A vet is the nurse who fought against futility and went to sleep sobbing every night for two solid years in Da Nang.

A vet is the POW who went away one person and came back another - or didn't come back at all.

A vet is the drill instructor who has never seen combat - but has saved countless lives by turning slouchy, no-account punks and gang members into marines, airmen, sailors, soldiers and coast guardsmen, and teaching them to watch each other's backs.

A vet is the parade-riding Legionnaire who pins on his ribbons and medals with a prosthetic hand.

A vet is the career quartermaster who watches the ribbons and medals pass him by.

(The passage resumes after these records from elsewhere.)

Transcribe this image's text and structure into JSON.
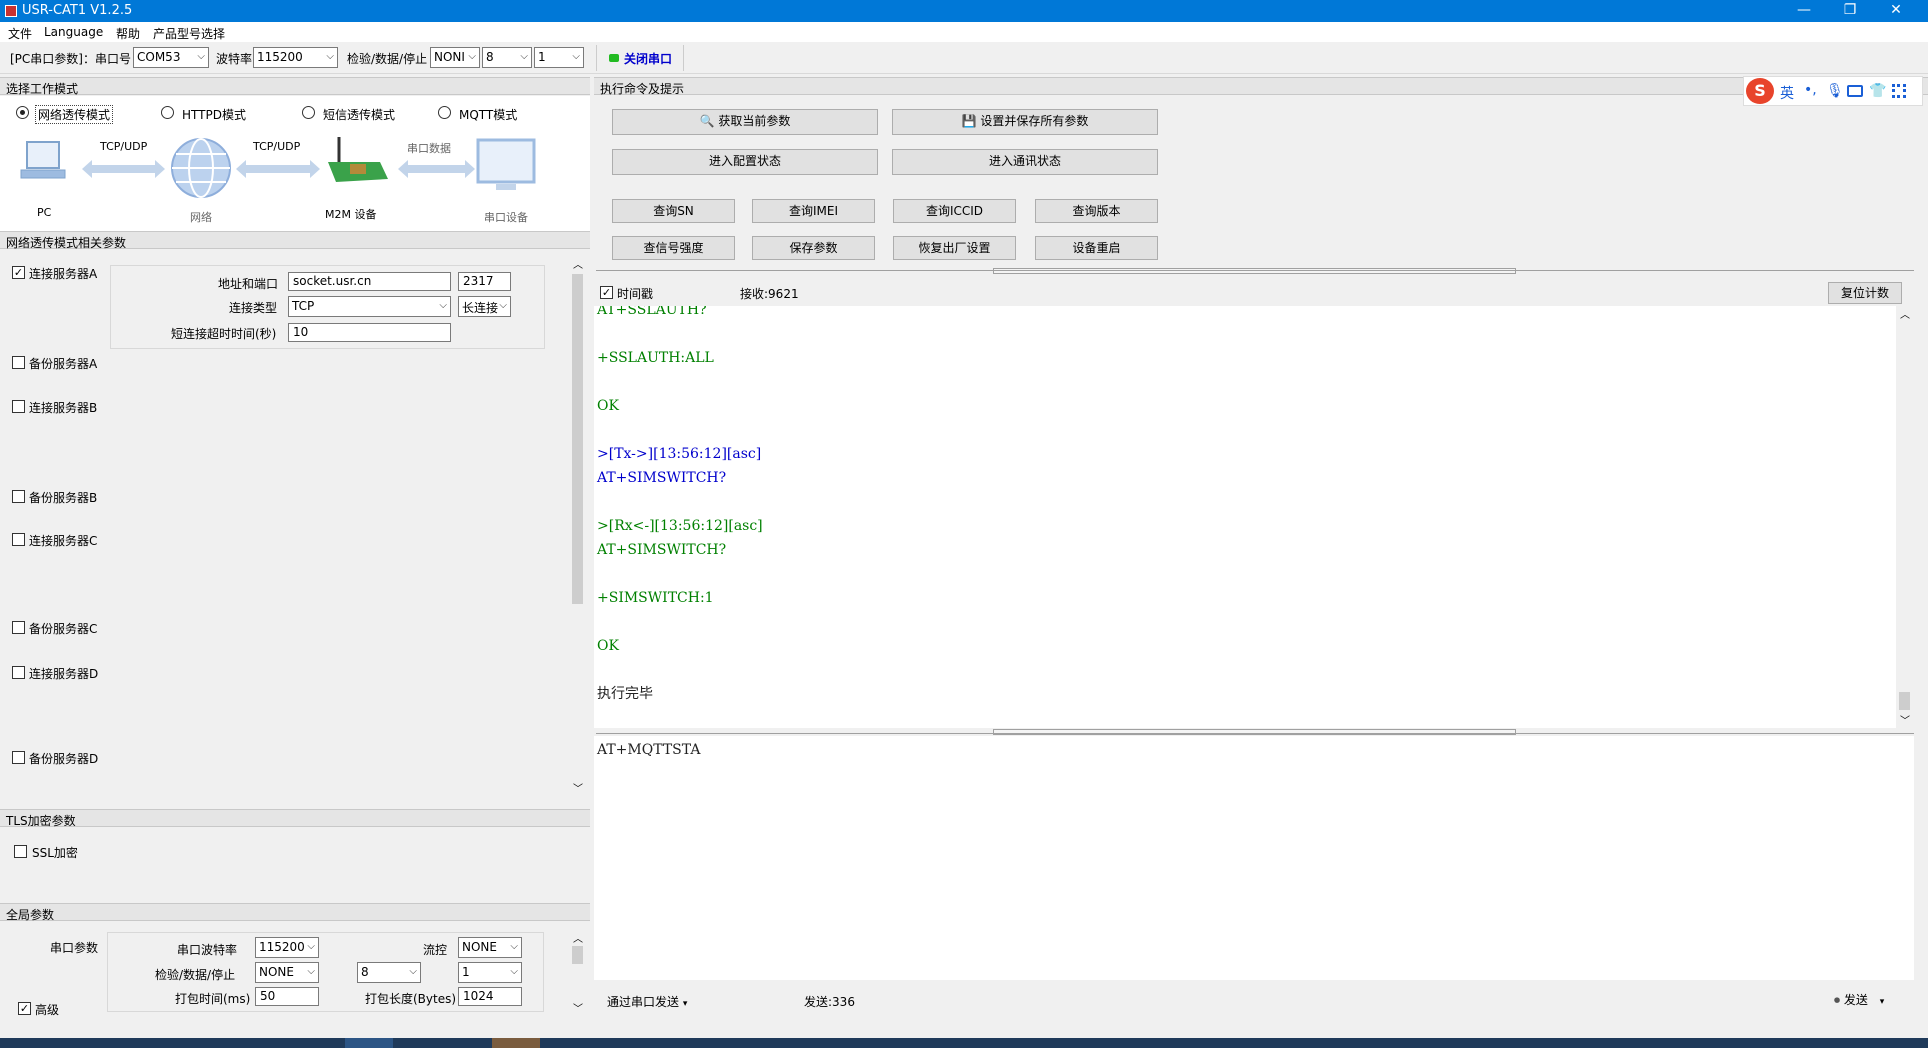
{
  "window": {
    "title": "USR-CAT1 V1.2.5",
    "controls": {
      "minimize": "—",
      "restore": "❐",
      "close": "✕"
    }
  },
  "menu": [
    "文件",
    "Language",
    "帮助",
    "产品型号选择"
  ],
  "toolbar": {
    "pc_params_label": "[PC串口参数]：串口号",
    "com_port": "COM53",
    "baud_label": "波特率",
    "baud": "115200",
    "check_label": "检验/数据/停止",
    "parity": "NONI",
    "data_bits": "8",
    "stop_bits": "1",
    "close_port": "关闭串口",
    "port_status_color": "#22bb22"
  },
  "left": {
    "work_mode_header": "选择工作模式",
    "modes": [
      "网络透传模式",
      "HTTPD模式",
      "短信透传模式",
      "MQTT模式"
    ],
    "selected_mode": "网络透传模式",
    "diagram": {
      "pc": "PC",
      "link1": "TCP/UDP",
      "network": "网络",
      "link2": "TCP/UDP",
      "m2m": "M2M 设备",
      "link3": "串口数据",
      "serial_device": "串口设备"
    },
    "net_params_header": "网络透传模式相关参数",
    "servers": [
      {
        "label": "连接服务器A",
        "checked": true
      },
      {
        "label": "备份服务器A",
        "checked": false
      },
      {
        "label": "连接服务器B",
        "checked": false
      },
      {
        "label": "备份服务器B",
        "checked": false
      },
      {
        "label": "连接服务器C",
        "checked": false
      },
      {
        "label": "备份服务器C",
        "checked": false
      },
      {
        "label": "连接服务器D",
        "checked": false
      },
      {
        "label": "备份服务器D",
        "checked": false
      }
    ],
    "server_a": {
      "addr_label": "地址和端口",
      "address": "socket.usr.cn",
      "port": "2317",
      "conn_type_label": "连接类型",
      "conn_type": "TCP",
      "conn_mode": "长连接",
      "timeout_label": "短连接超时时间(秒)",
      "timeout": "10"
    },
    "tls_header": "TLS加密参数",
    "ssl_label": "SSL加密",
    "global_header": "全局参数",
    "serial_params_label": "串口参数",
    "global": {
      "baud_label": "串口波特率",
      "baud": "115200",
      "flow_label": "流控",
      "flow": "NONE",
      "check_label": "检验/数据/停止",
      "parity": "NONE",
      "data_bits": "8",
      "stop_bits": "1",
      "pack_time_label": "打包时间(ms)",
      "pack_time": "50",
      "pack_len_label": "打包长度(Bytes)",
      "pack_len": "1024",
      "advanced_label": "高级"
    }
  },
  "right": {
    "header": "执行命令及提示",
    "buttons": {
      "get_params": "获取当前参数",
      "save_params": "设置并保存所有参数",
      "enter_config": "进入配置状态",
      "enter_comm": "进入通讯状态",
      "query_sn": "查询SN",
      "query_imei": "查询IMEI",
      "query_iccid": "查询ICCID",
      "query_version": "查询版本",
      "query_signal": "查信号强度",
      "save_param": "保存参数",
      "factory_reset": "恢复出厂设置",
      "reboot": "设备重启"
    },
    "timestamp_label": "时间戳",
    "recv_count": "接收:9621",
    "reset_count": "复位计数",
    "log": [
      {
        "text": "AT+SSLAUTH?",
        "cls": "green"
      },
      {
        "text": "",
        "cls": ""
      },
      {
        "text": "+SSLAUTH:ALL",
        "cls": "green"
      },
      {
        "text": "",
        "cls": ""
      },
      {
        "text": "OK",
        "cls": "green"
      },
      {
        "text": "",
        "cls": ""
      },
      {
        "text": ">[Tx->][13:56:12][asc]",
        "cls": "blue"
      },
      {
        "text": "AT+SIMSWITCH?",
        "cls": "blue"
      },
      {
        "text": "",
        "cls": ""
      },
      {
        "text": ">[Rx<-][13:56:12][asc]",
        "cls": "green"
      },
      {
        "text": "AT+SIMSWITCH?",
        "cls": "green"
      },
      {
        "text": "",
        "cls": ""
      },
      {
        "text": "+SIMSWITCH:1",
        "cls": "green"
      },
      {
        "text": "",
        "cls": ""
      },
      {
        "text": "OK",
        "cls": "green"
      },
      {
        "text": "",
        "cls": ""
      },
      {
        "text": "执行完毕",
        "cls": ""
      }
    ],
    "send_text": "AT+MQTTSTA",
    "send_via": "通过串口发送",
    "send_count": "发送:336",
    "send_button": "发送"
  },
  "ime": {
    "mode": "英",
    "punct": "•,"
  }
}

A vet is the three anonymous heroes in The Tomb Of The Unknowns, whose presence at the Arlington National Cemetery must forever preserve the memory of all the anonymous heroes whose valor dies unrecognized with them on the battlefield or in the ocean's sunless deep.

A vet is the old guy bagging groceries at the supermarket - palsied now and aggravatingly slow - who helped liberate a Nazi death camp and who wishes all day long that his wife were still alive to hold him when the nightmares come.

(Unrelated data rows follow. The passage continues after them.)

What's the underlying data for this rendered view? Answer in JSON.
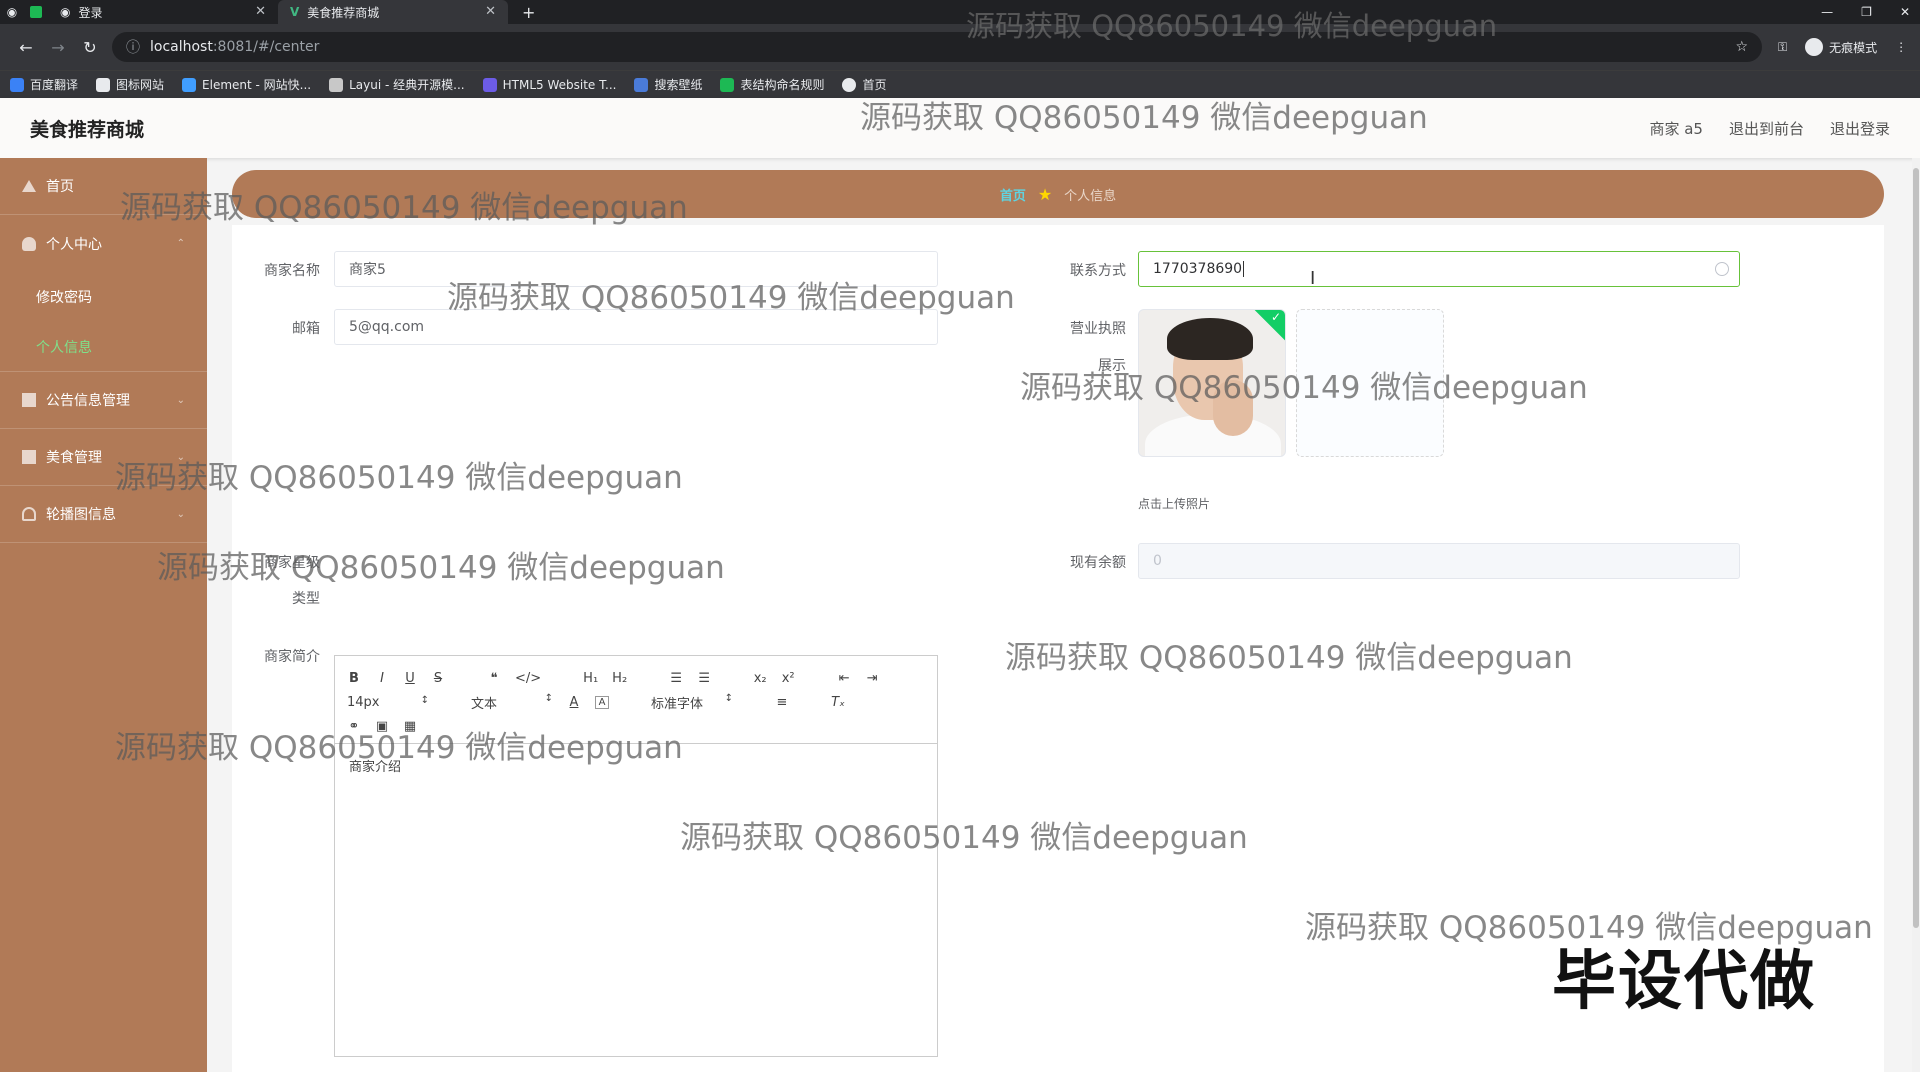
{
  "browser": {
    "tabs": [
      {
        "label": "登录"
      },
      {
        "label": "美食推荐商城"
      }
    ],
    "url_host": "localhost",
    "url_path": ":8081/#/center",
    "incognito_label": "无痕模式",
    "bookmarks": [
      {
        "label": "百度翻译",
        "color": "#3b82f6"
      },
      {
        "label": "图标网站",
        "color": "#e8eaed"
      },
      {
        "label": "Element - 网站快...",
        "color": "#409eff"
      },
      {
        "label": "Layui - 经典开源模...",
        "color": "#c8c8c8"
      },
      {
        "label": "HTML5 Website T...",
        "color": "#6c5ce7"
      },
      {
        "label": "搜索壁纸",
        "color": "#4a7bd9"
      },
      {
        "label": "表结构命名规则",
        "color": "#1db954"
      },
      {
        "label": "首页",
        "color": "#e8eaed"
      }
    ]
  },
  "header": {
    "brand": "美食推荐商城",
    "user": "商家 a5",
    "back_front": "退出到前台",
    "logout": "退出登录"
  },
  "sidebar": {
    "home": "首页",
    "personal_center": "个人中心",
    "change_password": "修改密码",
    "personal_info": "个人信息",
    "notice_mgmt": "公告信息管理",
    "food_mgmt": "美食管理",
    "carousel": "轮播图信息"
  },
  "breadcrumb": {
    "home": "首页",
    "current": "个人信息"
  },
  "form": {
    "merchant_name_label": "商家名称",
    "merchant_name_value": "商家5",
    "email_label": "邮箱",
    "email_value": "5@qq.com",
    "contact_label": "联系方式",
    "contact_value": "1770378690",
    "license_label": "营业执照",
    "license_sub": "展示",
    "upload_tip": "点击上传照片",
    "balance_label": "现有余额",
    "balance_value": "0",
    "merchant_type_label": "商家星级",
    "type_label": "类型",
    "intro_label": "商家简介",
    "intro_text": "商家介绍"
  },
  "editor": {
    "font_size": "14px",
    "text_style": "文本",
    "font_family": "标准字体"
  },
  "watermark_text": "源码获取 QQ86050149 微信deepguan",
  "corner_tag": "毕设代做"
}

A vet is an ordinary and yet extraordinary human being, a person who offered some of his life's most vital years in the service of his country, and who sacrificed his ambitions so others would not have to sacrifice theirs.

A vet is a soldier and a savior and a sword against the darkness, and he is nothing more that the finest, greatest testimony on behalf of the finest, greatest nation ever known.

So remember, each time you see someone who has served our country, just lean over and say, "Thank You." That's all most people need, and in most cases it will mean more than any medals they could have been awarded or were awarded.

Two little words that mean a lot, "THANK YOU."